The tousled mat of blond hair, a flat brow, the chiseled nose, a well-defined jaw with a fleshy pan on his dimpled chin, the tanned complexion.
Dan Goodman.
The image of his face sobered me right up. I waited anxiously for the clip to be shown again.
The sequence returned. Smoke. Airplane. Hazmat suits. Trooper. Second man turns his head.
Goodman.
As a vampire, I have a kundalini noir. And as a private detective, I also have an internal stink-o-meter. Right now that stink-o-meter jumped to the red zone.
Gilbert Odin had been killed by an alien blaster.
He gave me the name of his killer: Goodman.
One of Carmen’s chalices showed up dead from a blaster wound.
The man who had found the dead chalice was a dirty cop, now also dead, named Deputy Toller Johnson.
On Johnson’s body I found a business card for a golf pro named Dan Goodman.
This Dan Goodman, a retired U.S. Army colonel, moonlighted for a secretive defense contractor.

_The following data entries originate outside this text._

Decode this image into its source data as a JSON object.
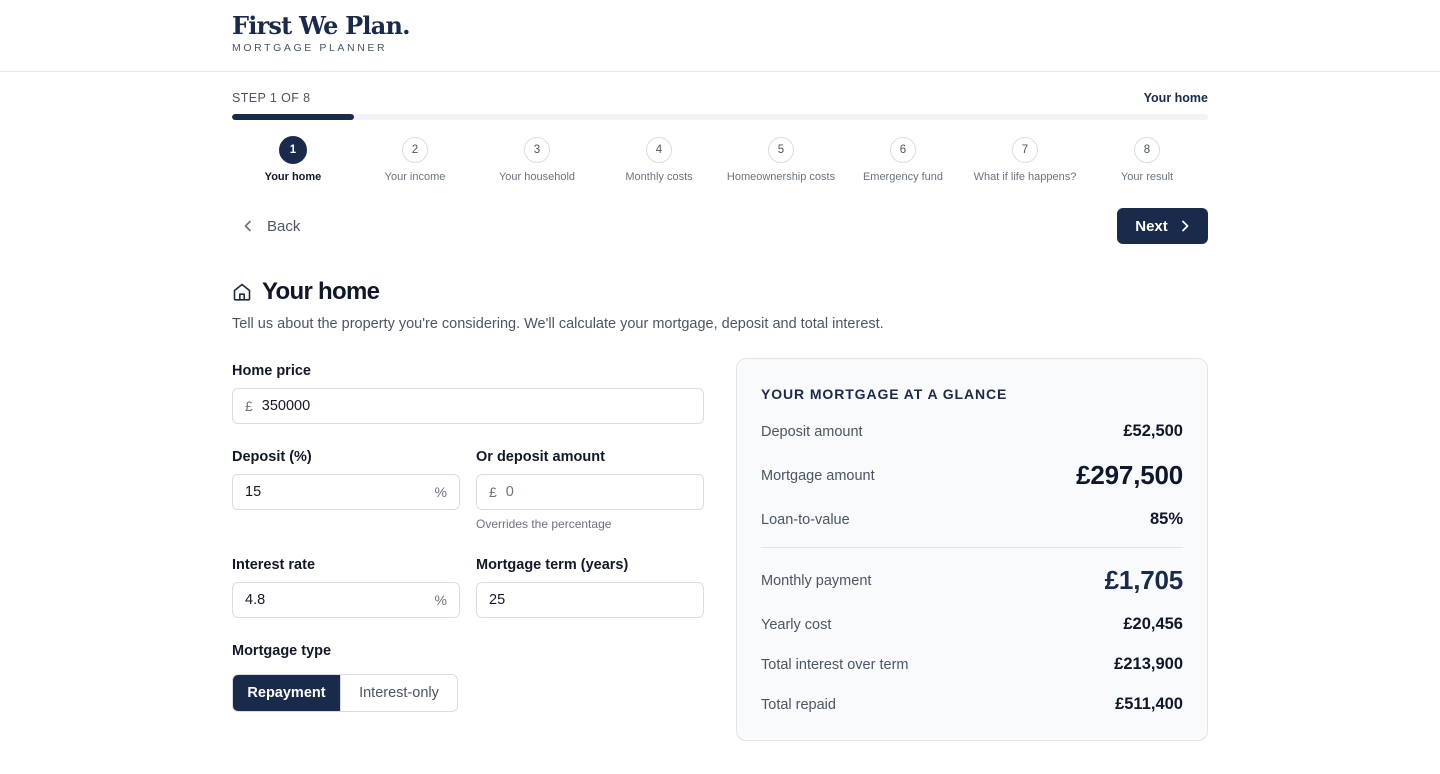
{
  "header": {
    "brand": "First We Plan.",
    "subtitle": "MORTGAGE PLANNER"
  },
  "progress": {
    "step_text": "STEP 1 OF 8",
    "current_name": "Your home",
    "fraction": 0.125
  },
  "steps": [
    {
      "num": "1",
      "label": "Your home"
    },
    {
      "num": "2",
      "label": "Your income"
    },
    {
      "num": "3",
      "label": "Your household"
    },
    {
      "num": "4",
      "label": "Monthly costs"
    },
    {
      "num": "5",
      "label": "Homeownership costs"
    },
    {
      "num": "6",
      "label": "Emergency fund"
    },
    {
      "num": "7",
      "label": "What if life happens?"
    },
    {
      "num": "8",
      "label": "Your result"
    }
  ],
  "nav": {
    "back_label": "Back",
    "next_label": "Next"
  },
  "section": {
    "icon": "home-icon",
    "title": "Your home",
    "description": "Tell us about the property you're considering. We'll calculate your mortgage, deposit and total interest."
  },
  "form": {
    "home_price": {
      "label": "Home price",
      "prefix": "£",
      "value": "350000"
    },
    "deposit_pct": {
      "label": "Deposit (%)",
      "value": "15",
      "suffix": "%"
    },
    "deposit_amount": {
      "label": "Or deposit amount",
      "prefix": "£",
      "placeholder": "0",
      "hint": "Overrides the percentage"
    },
    "interest_rate": {
      "label": "Interest rate",
      "value": "4.8",
      "suffix": "%"
    },
    "term": {
      "label": "Mortgage term (years)",
      "value": "25"
    },
    "mortgage_type": {
      "label": "Mortgage type",
      "options": [
        "Repayment",
        "Interest-only"
      ],
      "selected": "Repayment"
    }
  },
  "summary": {
    "title": "YOUR MORTGAGE AT A GLANCE",
    "deposit": {
      "label": "Deposit amount",
      "value": "£52,500"
    },
    "mortgage": {
      "label": "Mortgage amount",
      "value": "£297,500"
    },
    "ltv": {
      "label": "Loan-to-value",
      "value": "85%"
    },
    "monthly": {
      "label": "Monthly payment",
      "value": "£1,705"
    },
    "yearly": {
      "label": "Yearly cost",
      "value": "£20,456"
    },
    "interest": {
      "label": "Total interest over term",
      "value": "£213,900"
    },
    "repaid": {
      "label": "Total repaid",
      "value": "£511,400"
    }
  },
  "colors": {
    "brand": "#1a2a4a",
    "muted_text": "#4b5563",
    "border": "#d9dde3",
    "panel_bg": "#f8fafc"
  }
}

Now Goodman was involved in the crash investigation of a commuter airliner.
A big fat why hovered in my brain.
And even more sinister, Goodman had left for Chicago yesterday. The plane crash happened this morning.
Coincidence? Not according to my stink-o-meter.
Did that mean Goodman either knew of or was responsible for the plane crash? How?
And how did that tie into the other mission Gilbert Odin handed me, to save the Earth women? What about the Araneum’s alien connection?
My first task was to track Goodman. He sat in the middle of the bull’s eye. I’d start right where the TV showed him to be. The crash site south of Oswego, Illinois.